I thank Deputy Calleary for the question. The broadband connection point, BCP, initiative will see high-speed broadband services bought to more than 300 sites in remote and rural areas across the country as a first phase of the national broadband plan.
BCPs are typically community centres, schools and sports clubs that will act as access hubs for local people, providing on-site access to the Internet. The sites have been deliberately selected in remote and sparsely populated areas that would not otherwise be among the earliest to receive high-speed broadband under the national development plan.
Many of these sites are on islands or in areas with widely dispersed and remote homes and businesses.
Further details on each of the BCPs are available on National Broadband Ireland's website, www.nbi.ie.

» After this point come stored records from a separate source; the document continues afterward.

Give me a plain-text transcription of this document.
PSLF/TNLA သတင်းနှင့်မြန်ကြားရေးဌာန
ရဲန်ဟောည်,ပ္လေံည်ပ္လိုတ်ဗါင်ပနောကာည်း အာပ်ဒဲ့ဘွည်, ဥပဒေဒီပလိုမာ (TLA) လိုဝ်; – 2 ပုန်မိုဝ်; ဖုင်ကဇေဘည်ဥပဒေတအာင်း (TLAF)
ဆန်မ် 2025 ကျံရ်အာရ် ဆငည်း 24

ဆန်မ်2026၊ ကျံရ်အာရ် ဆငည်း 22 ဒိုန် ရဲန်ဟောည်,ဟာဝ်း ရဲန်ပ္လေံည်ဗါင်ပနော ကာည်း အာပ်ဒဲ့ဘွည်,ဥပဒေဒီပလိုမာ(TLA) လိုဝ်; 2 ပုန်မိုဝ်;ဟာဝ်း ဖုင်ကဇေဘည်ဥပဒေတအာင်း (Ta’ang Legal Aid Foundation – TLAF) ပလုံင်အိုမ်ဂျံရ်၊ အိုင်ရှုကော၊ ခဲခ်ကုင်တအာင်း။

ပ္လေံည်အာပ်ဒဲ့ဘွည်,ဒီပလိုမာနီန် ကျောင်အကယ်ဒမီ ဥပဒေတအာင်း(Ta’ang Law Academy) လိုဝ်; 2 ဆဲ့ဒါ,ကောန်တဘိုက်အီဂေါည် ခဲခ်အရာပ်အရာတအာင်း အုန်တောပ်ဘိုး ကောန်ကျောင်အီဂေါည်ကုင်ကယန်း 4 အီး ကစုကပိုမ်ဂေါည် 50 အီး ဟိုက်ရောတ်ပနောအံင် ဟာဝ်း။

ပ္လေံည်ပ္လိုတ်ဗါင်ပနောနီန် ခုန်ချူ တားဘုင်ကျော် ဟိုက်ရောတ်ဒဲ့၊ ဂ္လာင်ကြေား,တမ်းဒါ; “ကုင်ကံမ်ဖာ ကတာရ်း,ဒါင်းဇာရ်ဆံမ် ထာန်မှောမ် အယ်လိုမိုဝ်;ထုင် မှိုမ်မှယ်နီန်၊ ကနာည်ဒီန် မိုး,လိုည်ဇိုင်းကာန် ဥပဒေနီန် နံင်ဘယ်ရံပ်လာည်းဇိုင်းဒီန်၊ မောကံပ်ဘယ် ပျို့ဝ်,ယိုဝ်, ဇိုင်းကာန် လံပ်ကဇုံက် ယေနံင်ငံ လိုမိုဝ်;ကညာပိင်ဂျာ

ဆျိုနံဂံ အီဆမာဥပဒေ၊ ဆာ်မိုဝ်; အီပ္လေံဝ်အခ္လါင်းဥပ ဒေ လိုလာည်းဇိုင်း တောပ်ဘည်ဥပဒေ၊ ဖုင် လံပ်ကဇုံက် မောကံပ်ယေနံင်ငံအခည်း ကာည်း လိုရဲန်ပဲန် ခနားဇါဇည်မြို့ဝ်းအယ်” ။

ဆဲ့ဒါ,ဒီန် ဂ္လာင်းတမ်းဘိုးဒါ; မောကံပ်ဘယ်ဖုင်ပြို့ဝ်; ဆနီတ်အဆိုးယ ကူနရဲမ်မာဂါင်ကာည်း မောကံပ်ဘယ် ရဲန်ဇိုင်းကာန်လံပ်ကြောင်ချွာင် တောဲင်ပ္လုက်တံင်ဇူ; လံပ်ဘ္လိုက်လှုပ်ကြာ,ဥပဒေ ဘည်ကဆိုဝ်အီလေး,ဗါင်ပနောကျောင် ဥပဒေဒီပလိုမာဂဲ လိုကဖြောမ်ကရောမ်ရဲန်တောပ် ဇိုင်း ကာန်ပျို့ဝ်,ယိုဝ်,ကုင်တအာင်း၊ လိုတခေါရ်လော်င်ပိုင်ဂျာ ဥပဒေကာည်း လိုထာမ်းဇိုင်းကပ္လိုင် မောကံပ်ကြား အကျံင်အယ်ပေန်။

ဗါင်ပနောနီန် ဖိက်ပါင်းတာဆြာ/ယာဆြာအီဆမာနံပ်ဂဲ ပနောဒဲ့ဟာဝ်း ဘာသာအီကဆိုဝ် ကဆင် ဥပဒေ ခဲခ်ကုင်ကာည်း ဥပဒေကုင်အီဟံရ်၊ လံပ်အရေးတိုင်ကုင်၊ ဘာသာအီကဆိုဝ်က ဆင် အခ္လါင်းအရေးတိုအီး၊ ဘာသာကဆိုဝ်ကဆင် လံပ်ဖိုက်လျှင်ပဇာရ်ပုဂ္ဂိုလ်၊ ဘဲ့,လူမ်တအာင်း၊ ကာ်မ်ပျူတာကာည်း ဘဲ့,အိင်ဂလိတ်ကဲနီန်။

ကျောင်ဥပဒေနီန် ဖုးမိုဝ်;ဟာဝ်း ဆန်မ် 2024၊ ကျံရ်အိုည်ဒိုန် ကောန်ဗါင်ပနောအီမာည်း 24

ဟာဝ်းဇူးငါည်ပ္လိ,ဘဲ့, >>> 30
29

As the initiative develops, additional information, such as opening hours and services offered, will be made available through the NBI website.
My officials have worked closely with local authority broadband officers in the first instance to identify the selected sites and, more recently, to help develop the facilities at each of the locations to ensure that full advantage is taken of the high-speed broadband once it arrives. I recently issued an information booklet, via the broadband officers, for BCP site owners. This document provides greater detail on the technologies to be used and how the connections will be made, alongside other relevant information.
I will host a workshop of local authority chief executives later this month at which I intend to highlight the role that BCPs will play in improving rural access to digital services.
My Department will also procure a provider, or providers, for the installation of access infrastructure at the connection points. It is intended that the winning tenderer will work closely with NBI over the course of next year to ensure that the approximately 300 BCPs are delivered within the first year of the roll-out of the national broadband plan.